Good: precompute tile keys for the current viewport + 1 buffer ring. Cache in memory by tileKey. Use HTTP/2 for multiplexed requests. LRU eviction capped at ~500 tiles.
Great: WebWorker parses vector tiles off the main thread. Progressive rendering — draw the lower-zoom tile under the higher-zoom tile so the user sees something immediately. Prefetch tiles in the direction of user pan momentum. Service Worker caches tiles per-version in Cache Storage.

2. Infinite canvas / gestures

Bad: listen to wheel and mousedown and translate div on every event. Layout thrash, jank.
Good: canvas or WebGL. Gesture controller integrates velocity; rAF loop applies the current transform. Hit-testing via a quadtree.
Great: GPU transforms only; avoid Layout. Decouple input thread from render thread with a shared transform atomic. At zoom transitions, cross-fade old and new tile sets over 150 ms for subjective smoothness.

3. Marker clustering at 100k scale

Bad: render all markers. Browser dies at 10k DOM nodes.
Good: Supercluster-style grid clustering. Compute clusters per zoom at ingest time; client consumes pre-clustered GeoJSON.
Great: GPU instancing on WebGL — one draw call for all markers. Clustering happens in a WebWorker; the main thread only renders. Incremental updates on pan so only the new viewport region gets re-clustered.

Frontend Considerations

Rendering: WebGL via MapLibre / Mapbox GL for vector; fallback to canvas for low-end devices.
State: React for chrome (side panel, search box), imperative canvas for map. Do not put tile state in React state — re-renders will kill frame budget.
Gestures: PointerEvents, momentum via requestAnimationFrame. Pinch-to-zoom on touch.
Perf budgets: 16.67 ms per frame; profile with Performance panel Frame Rendering Stats.
A11y: keyboard pan (arrow keys), zoom (+/−), list view fallback for screen readers.

What's Expected at Each Level

SMTS: tile cache strategy, gesture perf, vector tile reasoning, marker clustering.
Lead: WebWorker architecture, progressive rendering, CDN versioning.
Staff: data freshness, global edge topology, cost of pre-rendering.

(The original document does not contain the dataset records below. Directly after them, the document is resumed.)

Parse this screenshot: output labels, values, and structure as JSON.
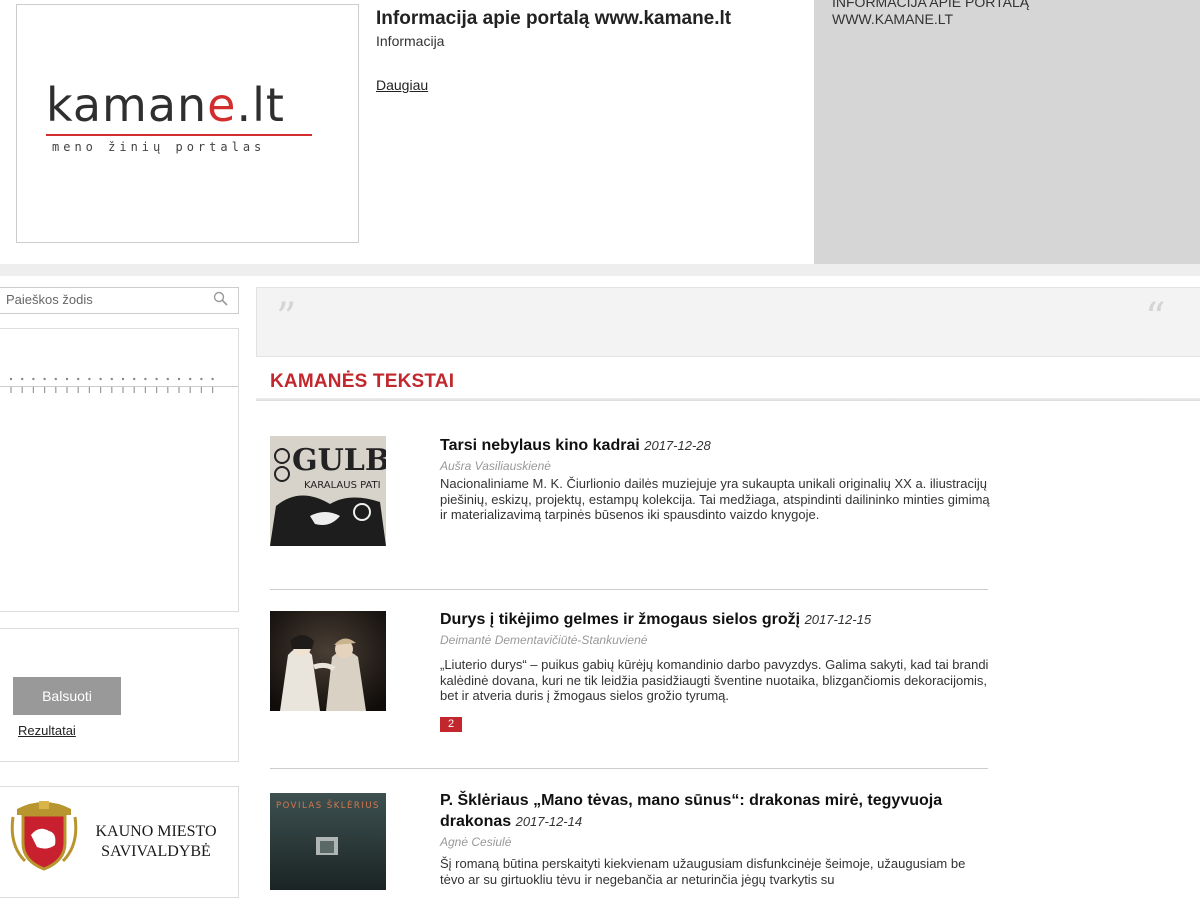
{
  "header": {
    "logo_alt": "kamane.lt",
    "logo_main": "kaman",
    "logo_accent": "e",
    "logo_suffix": ".lt",
    "logo_tagline": "meno žinių portalas",
    "info_title": "Informacija apie portalą www.kamane.lt",
    "info_subtitle": "Informacija",
    "info_more": "Daugiau",
    "right_panel_text": "INFORMACIJA APIE PORTALĄ WWW.KAMANE.LT"
  },
  "sidebar": {
    "search_placeholder": "Paieškos žodis",
    "vote_button": "Balsuoti",
    "results_link": "Rezultatai",
    "sponsor_name": "KAUNO MIESTO SAVIVALDYBĖ"
  },
  "quote": {
    "open_mark": "”",
    "close_mark": "“"
  },
  "section": {
    "title": "KAMANĖS TEKSTAI"
  },
  "articles": [
    {
      "title": "Tarsi nebylaus kino kadrai",
      "date": "2017-12-28",
      "author": "Aušra Vasiliauskienė",
      "text": "Nacionaliniame M. K. Čiurlionio dailės muziejuje yra sukaupta unikali originalių XX a. iliustracijų piešinių, eskizų, projektų, estampų kolekcija. Tai medžiaga, atspindinti dailininko minties gimimą ir materializavimą tarpinės būsenos iki spausdinto vaizdo knygoje.",
      "thumb_text": "GULBĖ",
      "thumb_sub": "KARALAUS PATI"
    },
    {
      "title": "Durys į tikėjimo gelmes ir žmogaus sielos grožį",
      "date": "2017-12-15",
      "author": "Deimantė Dementavičiūtė-Stankuvienė",
      "text": "„Liuterio durys“ – puikus gabių kūrėjų komandinio darbo pavyzdys. Galima sakyti, kad tai brandi kalėdinė dovana, kuri ne tik leidžia pasidžiaugti šventine nuotaika, blizgančiomis dekoracijomis, bet ir atveria duris į žmogaus sielos grožio tyrumą.",
      "comments": "2"
    },
    {
      "title": "P. Šklėriaus „Mano tėvas, mano sūnus“: drakonas mirė, tegyvuoja drakonas",
      "date": "2017-12-14",
      "author": "Agnė Cesiulė",
      "text": "Šį romaną būtina perskaityti kiekvienam užaugusiam disfunkcinėje šeimoje, užaugusiam be tėvo ar su girtuokliu tėvu ir negebančia ar neturinčia jėgų tvarkytis su",
      "thumb_text": "POVILAS ŠKLĖRIUS"
    }
  ],
  "colors": {
    "accent_red": "#c1272d",
    "gray_panel": "#d6d6d6",
    "button_gray": "#999999"
  }
}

3. Design Notification Service

Reported Frequency: Very common. Pure backend HLD.

Problem

Multi-channel notification service: email, SMS, push (FCM/APNs), in-app. Per-user preferences per channel per category. Rate limits per user. Durable, idempotent, retryable. Multi-tenant.

Clarifying Questions

You: "Who's the caller — internal services or external?" — Interviewer: "Internal services publish notification intents."
You: "Latency target?" — Interviewer: "Transactional in 10s P99, marketing can be minutes."
You: "Do we de-dup?" — Interviewer: "Yes, based on idempotency key."
You: "Templates?" — Interviewer: "Server-rendered with variables."
You: "Opt-out granularity?" — Interviewer: "Per channel per category per tenant."
You: "Scale?" — Interviewer: "1B notifications/day at steady state."

Functional Requirements

Accept notification intents with recipient, template, channel preferences, priority.
Resolve recipient preferences.
Render templates.
Dispatch through channel providers.
Retry with backoff.
De-dup by idempotency key.
Observability — delivery state queryable.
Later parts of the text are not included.